GSA Annual Meeting in Seattle, Washington, USA - 2017

Paper No. 88-3
Presentation Time: 9:00 AM-5:30 PM

LASER ABLATION ICP-MS ZIRCON U-PB DATING OF MONTEREY FORMATION TUFF IN THE LOS ANGELES AND SANTA BARBARA BASINS


FENTON, Nicole C., Geological Sciences, San Diego State University, San Diego, CA 92182, KIMBROUGH, David L., Geological Sciences, San Diego State University, 5500 Campanile Drive, San Diego, CA 92182-1020, BEHL, Richard J., Geological Sciences, California State University, Long Beach, 1250 Bellflower Blvd, Long Beach, CA 90840 and NELSON, Demain, Earth Science, University of California, Santa Barbara, 1006 Webb Hall, Santa Barbara, CA 93106-9630, ncfenton102@gmail.com

Extensive deep marine organic-rich strata of the middle to upper Miocene Monterey Formation comprise a major element of California geology and comprise characteristically heterogeneous facies that pose fundamental questions with respect to depositional environments.

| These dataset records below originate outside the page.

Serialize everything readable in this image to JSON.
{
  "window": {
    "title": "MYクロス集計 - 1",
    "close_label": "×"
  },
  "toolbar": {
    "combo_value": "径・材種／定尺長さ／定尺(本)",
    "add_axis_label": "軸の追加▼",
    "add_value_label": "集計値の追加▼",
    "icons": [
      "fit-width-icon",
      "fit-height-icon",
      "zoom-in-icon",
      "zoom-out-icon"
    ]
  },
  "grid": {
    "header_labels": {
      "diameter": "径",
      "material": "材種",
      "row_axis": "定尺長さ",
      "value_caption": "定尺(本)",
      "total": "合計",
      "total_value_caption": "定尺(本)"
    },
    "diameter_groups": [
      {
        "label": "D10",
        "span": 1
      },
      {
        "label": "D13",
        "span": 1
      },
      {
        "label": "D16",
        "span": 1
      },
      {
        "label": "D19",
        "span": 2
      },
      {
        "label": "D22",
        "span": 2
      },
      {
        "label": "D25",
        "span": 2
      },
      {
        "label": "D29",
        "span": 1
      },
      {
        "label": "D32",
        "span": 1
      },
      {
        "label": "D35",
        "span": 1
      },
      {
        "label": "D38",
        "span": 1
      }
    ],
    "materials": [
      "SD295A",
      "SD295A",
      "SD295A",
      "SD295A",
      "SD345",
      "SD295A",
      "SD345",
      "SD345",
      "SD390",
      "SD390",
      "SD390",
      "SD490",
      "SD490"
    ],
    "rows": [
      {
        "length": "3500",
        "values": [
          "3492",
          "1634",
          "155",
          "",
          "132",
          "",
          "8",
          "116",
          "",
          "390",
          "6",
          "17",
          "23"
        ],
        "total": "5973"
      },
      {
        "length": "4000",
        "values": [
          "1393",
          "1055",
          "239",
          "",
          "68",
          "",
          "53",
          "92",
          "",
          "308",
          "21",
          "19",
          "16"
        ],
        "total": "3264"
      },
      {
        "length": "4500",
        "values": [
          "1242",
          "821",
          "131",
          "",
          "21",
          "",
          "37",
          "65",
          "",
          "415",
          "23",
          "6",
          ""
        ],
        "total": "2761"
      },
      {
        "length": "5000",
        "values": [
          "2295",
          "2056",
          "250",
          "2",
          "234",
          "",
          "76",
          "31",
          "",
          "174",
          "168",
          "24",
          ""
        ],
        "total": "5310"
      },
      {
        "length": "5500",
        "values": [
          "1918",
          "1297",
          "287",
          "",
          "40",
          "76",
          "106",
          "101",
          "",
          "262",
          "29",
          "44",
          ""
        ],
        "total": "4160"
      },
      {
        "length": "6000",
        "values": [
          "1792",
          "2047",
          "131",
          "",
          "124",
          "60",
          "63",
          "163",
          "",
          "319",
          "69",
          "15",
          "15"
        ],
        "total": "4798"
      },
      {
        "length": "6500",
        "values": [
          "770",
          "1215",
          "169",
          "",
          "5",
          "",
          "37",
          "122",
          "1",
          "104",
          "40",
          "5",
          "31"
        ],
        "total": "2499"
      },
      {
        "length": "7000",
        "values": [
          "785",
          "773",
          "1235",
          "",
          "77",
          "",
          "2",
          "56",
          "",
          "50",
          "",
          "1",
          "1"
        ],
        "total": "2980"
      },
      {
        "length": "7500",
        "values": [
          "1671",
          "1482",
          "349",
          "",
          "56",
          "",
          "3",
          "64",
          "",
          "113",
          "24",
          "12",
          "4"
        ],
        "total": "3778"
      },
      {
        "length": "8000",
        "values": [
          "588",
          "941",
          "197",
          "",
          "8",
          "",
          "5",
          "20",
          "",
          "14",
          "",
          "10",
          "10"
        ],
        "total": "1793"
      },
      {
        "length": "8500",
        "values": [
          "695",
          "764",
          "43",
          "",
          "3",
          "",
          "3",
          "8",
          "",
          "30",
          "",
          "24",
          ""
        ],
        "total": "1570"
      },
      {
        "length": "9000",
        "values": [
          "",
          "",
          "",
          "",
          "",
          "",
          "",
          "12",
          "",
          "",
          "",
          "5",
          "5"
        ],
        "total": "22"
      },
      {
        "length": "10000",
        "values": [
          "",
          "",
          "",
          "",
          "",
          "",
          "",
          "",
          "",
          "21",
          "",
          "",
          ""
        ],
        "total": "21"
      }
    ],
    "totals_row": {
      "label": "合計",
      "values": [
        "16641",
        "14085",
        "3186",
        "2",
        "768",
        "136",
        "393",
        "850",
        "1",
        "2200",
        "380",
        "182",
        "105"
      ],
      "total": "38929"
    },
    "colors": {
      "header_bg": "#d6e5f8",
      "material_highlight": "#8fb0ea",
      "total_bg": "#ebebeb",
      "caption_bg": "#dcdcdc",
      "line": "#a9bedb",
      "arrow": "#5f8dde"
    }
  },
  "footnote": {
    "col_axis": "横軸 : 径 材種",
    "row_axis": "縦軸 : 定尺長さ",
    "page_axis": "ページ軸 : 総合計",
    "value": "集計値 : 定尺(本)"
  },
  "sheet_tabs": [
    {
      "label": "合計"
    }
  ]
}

Variable altered siliceous tuff including bentonite beds are a widespread component of the Monterey and relatively unaltered tuff has been radiometrically dated in prior work by K-Ar and 40Ar/39Ar methods. Here we report new laser ablation ICP-MS zircon U-Pb dates from tuff samples collected from two different sections of Monterey Formation that have well-established chronostratigraphic frameworks based on fossils and magnetostratigraphy: the Palos Verdes Peninsula in the Los Angeles basin and the El Capitan Beach section near Santa Barbara. Samples from these sections include thin (presumably airfall) bentonite tuff, dolomitized tuff and the >10m thick partially bentonized Portuguese tuff at Palos Verdes. Four of our samples yielded precise206Pb/238U ages with measurement uncertainties less than 200 thousand years and are in excellent agreement with the previously established ages demonstrating the value of zircon dating in addressing questions related to Monterey Formation chronostratigraphy and correlation. The results, however, are not without complexities. Dispersion of 206Pb/238U dates reflected in mean square of the weighted deviates (MSWD) >>1 indicate the grains are not of uniform age and there is ‘scatter’ related to lead loss or mixing of grains of different ages. This presents challenges in how to filter the data in order to arrive at an interpreted eruption age for tuff samples. Mixed grain ages may reflect pre-eruption magma residence time of zircon in silicic magma chambers that has been documented to range up to at least ~500 ky in young caldera systems. Two of the samples have clearly bimodal age distributions with mean ages that are ~2 million years different from one another indicating incorporation of recycled (antecrystic) zircon that crystallized earlier in the same magmatic system or perhaps reworking of earlier tuffaceous sediment into the deposit. Samples dominated by Cretaceous grains likely reflects reworking of primary volcaniclastic materials as sediment gravity flows.